2018 Estate and Gift Tax Adjustments
The federal estate, gift, and generation-skipping transfer tax exclusions are adjusted annually for inflation. On November 6, 2017, the IRS published the 2018 inflation adjustments in the Internal Revenue Bulletin No. 2017-45, which can be found here.
Effective January 1, 2018, the 2018 federal estate and gift tax exemption will be $5,600,000 per individual and $11,200,000 for married couples. The exemption amount has increased $110,000 from 2017’s exemption of $5,490,000 per individual and $10,980,000 for married couples. The federal estate and gift tax exemptions allow individuals to leave up to the exemption amount ($5.6 million) without paying estate tax on death and/or gift tax during life. The same exemption amount is used for generation-skipping transfer taxes, which are imposed on gifts made to grandchildren or those who are more than 37-1/2 years younger than the person making the gift.

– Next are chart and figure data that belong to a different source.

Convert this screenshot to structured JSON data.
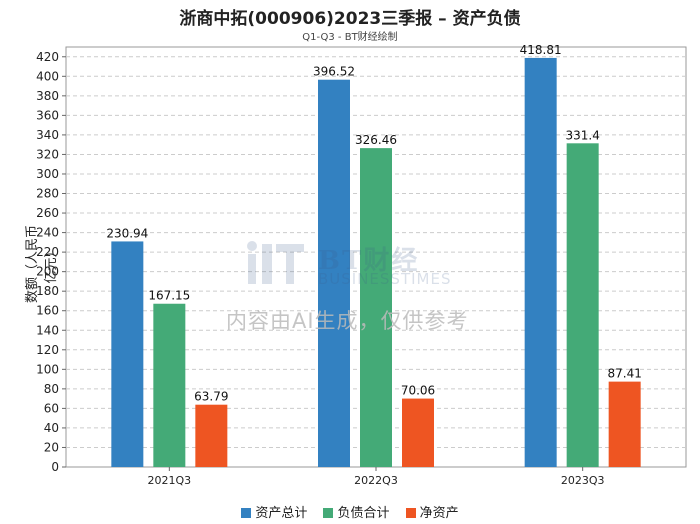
{
  "chart_data": {
    "type": "bar",
    "title": "浙商中拓(000906)2023三季报 – 资产负债",
    "subtitle": "Q1-Q3 - BT财经绘制",
    "ylabel": "数额（人民币亿元）",
    "xlabel": "",
    "categories": [
      "2021Q3",
      "2022Q3",
      "2023Q3"
    ],
    "ylim": [
      0,
      430
    ],
    "yticks": [
      0,
      20,
      40,
      60,
      80,
      100,
      120,
      140,
      160,
      180,
      200,
      220,
      240,
      260,
      280,
      300,
      320,
      340,
      360,
      380,
      400,
      420
    ],
    "series": [
      {
        "name": "资产总计",
        "color": "#3381c1",
        "values": [
          230.94,
          396.52,
          418.81
        ],
        "labels": [
          "230.94",
          "396.52",
          "418.81"
        ]
      },
      {
        "name": "负债合计",
        "color": "#44aa77",
        "values": [
          167.15,
          326.46,
          331.4
        ],
        "labels": [
          "167.15",
          "326.46",
          "331.4"
        ]
      },
      {
        "name": "净资产",
        "color": "#ee5522",
        "values": [
          63.79,
          70.06,
          87.41
        ],
        "labels": [
          "63.79",
          "70.06",
          "87.41"
        ]
      }
    ],
    "grid": true,
    "legend_position": "bottom"
  },
  "watermark": {
    "brand": "BT财经",
    "brand_sub": "BUSINESSTIMES",
    "notice": "内容由AI生成，仅供参考"
  }
}
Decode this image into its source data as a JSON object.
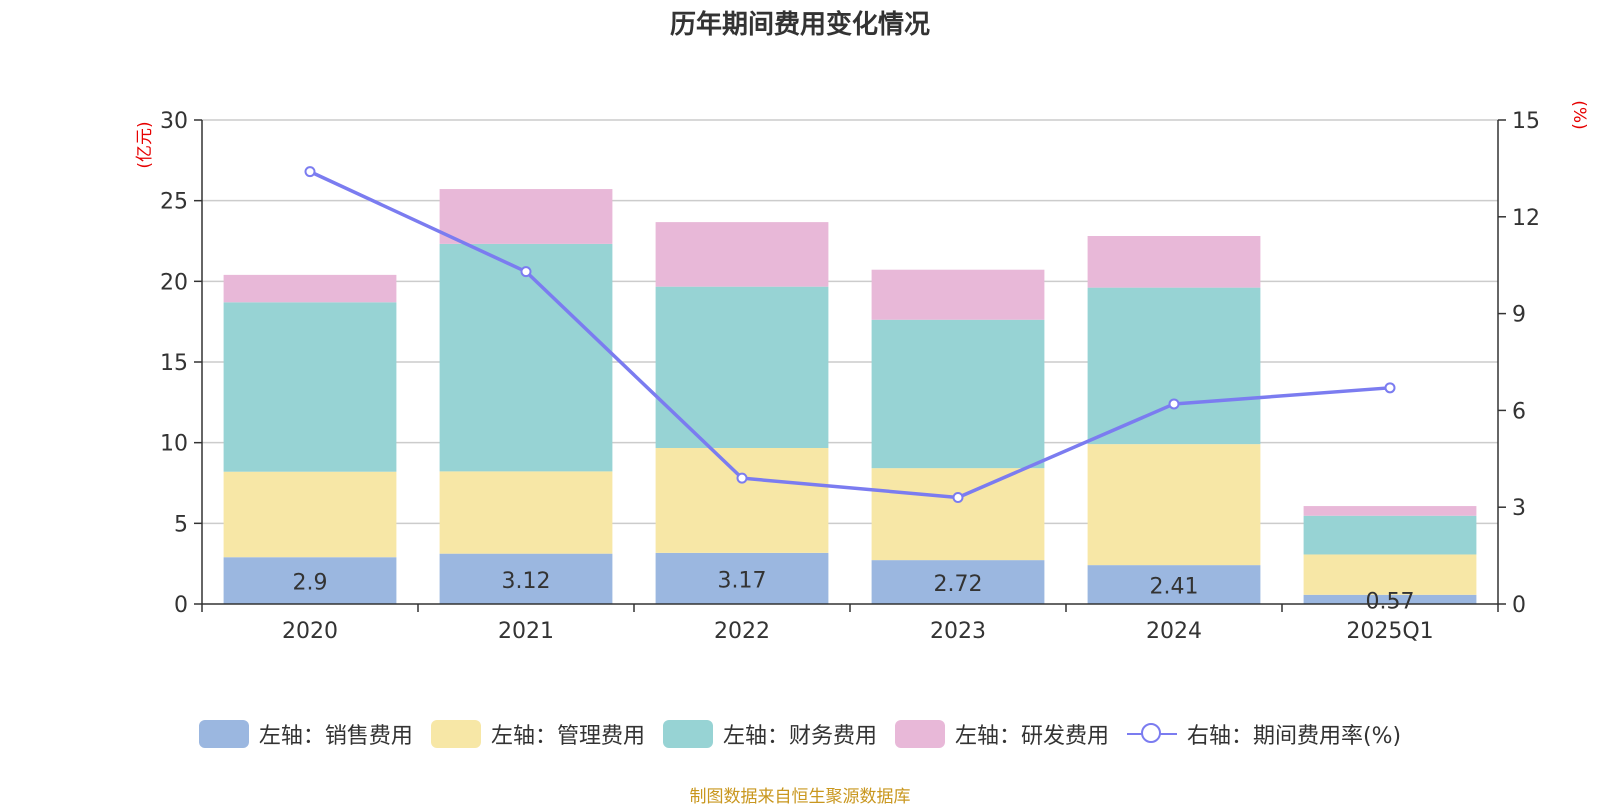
{
  "title": "历年期间费用变化情况",
  "source": "制图数据来自恒生聚源数据库",
  "colors": {
    "sales": "#9bb7e0",
    "admin": "#f7e7a6",
    "finance": "#97d3d4",
    "rd": "#e8b8d8",
    "rate": "#7b7cf0",
    "axis_unit": "#e60000",
    "source": "#c9971f",
    "grid": "#cccccc",
    "text": "#333333"
  },
  "legend": [
    {
      "label": "左轴：销售费用",
      "key": "sales"
    },
    {
      "label": "左轴：管理费用",
      "key": "admin"
    },
    {
      "label": "左轴：财务费用",
      "key": "finance"
    },
    {
      "label": "左轴：研发费用",
      "key": "rd"
    },
    {
      "label": "右轴：期间费用率(%)",
      "key": "rate"
    }
  ],
  "chart_data": {
    "type": "bar",
    "stacked": true,
    "title": "历年期间费用变化情况",
    "categories": [
      "2020",
      "2021",
      "2022",
      "2023",
      "2024",
      "2025Q1"
    ],
    "y_left": {
      "unit": "(亿元)",
      "ylim": [
        0,
        30
      ],
      "ticks": [
        0,
        5,
        10,
        15,
        20,
        25,
        30
      ]
    },
    "y_right": {
      "unit": "(%)",
      "ylim": [
        0,
        15
      ],
      "ticks": [
        0,
        3,
        6,
        9,
        12,
        15
      ]
    },
    "series": [
      {
        "name": "左轴：销售费用",
        "key": "sales",
        "axis": "left",
        "values": [
          2.9,
          3.12,
          3.17,
          2.72,
          2.41,
          0.57
        ],
        "labels": [
          "2.9",
          "3.12",
          "3.17",
          "2.72",
          "2.41",
          "0.57"
        ]
      },
      {
        "name": "左轴：管理费用",
        "key": "admin",
        "axis": "left",
        "values": [
          5.3,
          5.1,
          6.5,
          5.7,
          7.5,
          2.5
        ]
      },
      {
        "name": "左轴：财务费用",
        "key": "finance",
        "axis": "left",
        "values": [
          10.5,
          14.1,
          10.0,
          9.2,
          9.7,
          2.4
        ]
      },
      {
        "name": "左轴：研发费用",
        "key": "rd",
        "axis": "left",
        "values": [
          1.7,
          3.4,
          4.0,
          3.1,
          3.2,
          0.6
        ]
      },
      {
        "name": "右轴：期间费用率(%)",
        "key": "rate",
        "type": "line",
        "axis": "right",
        "values": [
          13.4,
          10.3,
          3.9,
          3.3,
          6.2,
          6.7
        ]
      }
    ],
    "grid": true,
    "legend_position": "bottom"
  }
}
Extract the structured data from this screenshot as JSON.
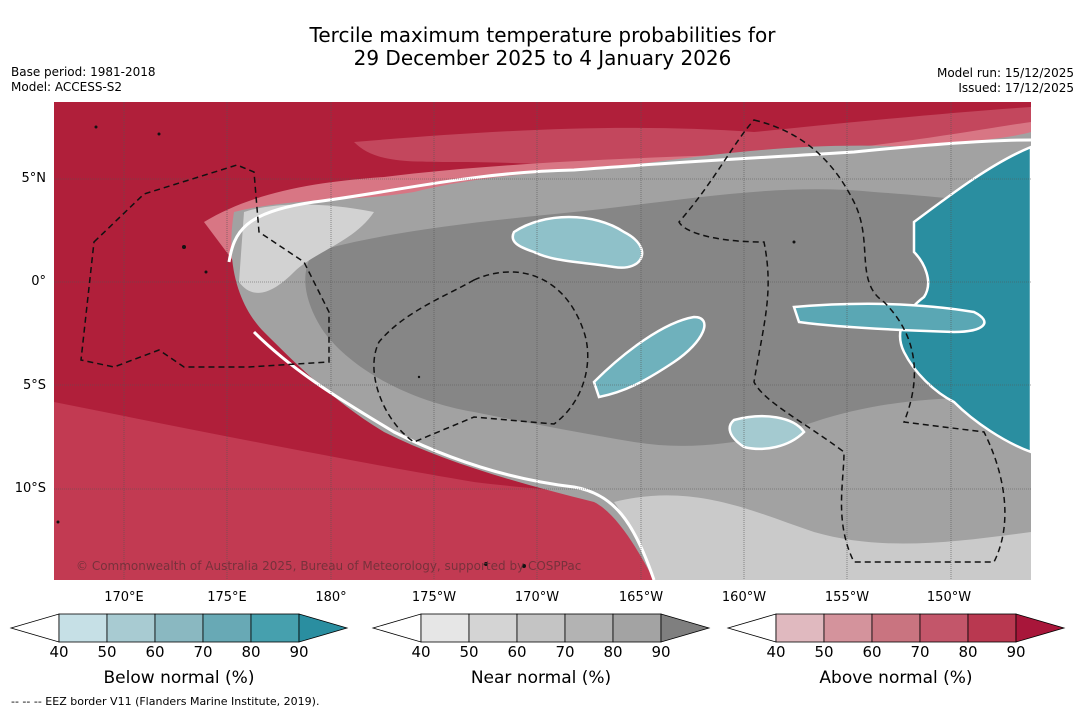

In addition on January 1, 2018, the annual gift tax exclusion amount will be increased to $15,000 per recipient, up $1,000 from 2017’s annual exemption of $14,000 per recipient. Spouses can each gift up to $15,000 to the same recipient. Therefore, a married couple can gift $30,000 to each recipient without incurring gift tax. Payments made on someone’s behalf for qualified tuition or medical expenses do not count towards the annual gift tax exclusion.
Gifts to spouses who are U.S. citizens are not subject to gift tax. Gifts to spouses who are not U.S citizens are subject to gift tax. The annual exclusion amount for gifts to non-U.S. citizen spouses increased to $152,000 from $149,000 beginning January 1, 2018.
It is important to note that the above exclusion amounts and the federal estate and gift tax laws are subject to the GOP’s proposed tax reform plan, which as currently drafted, provides for the phasing out the federal estate and gift tax.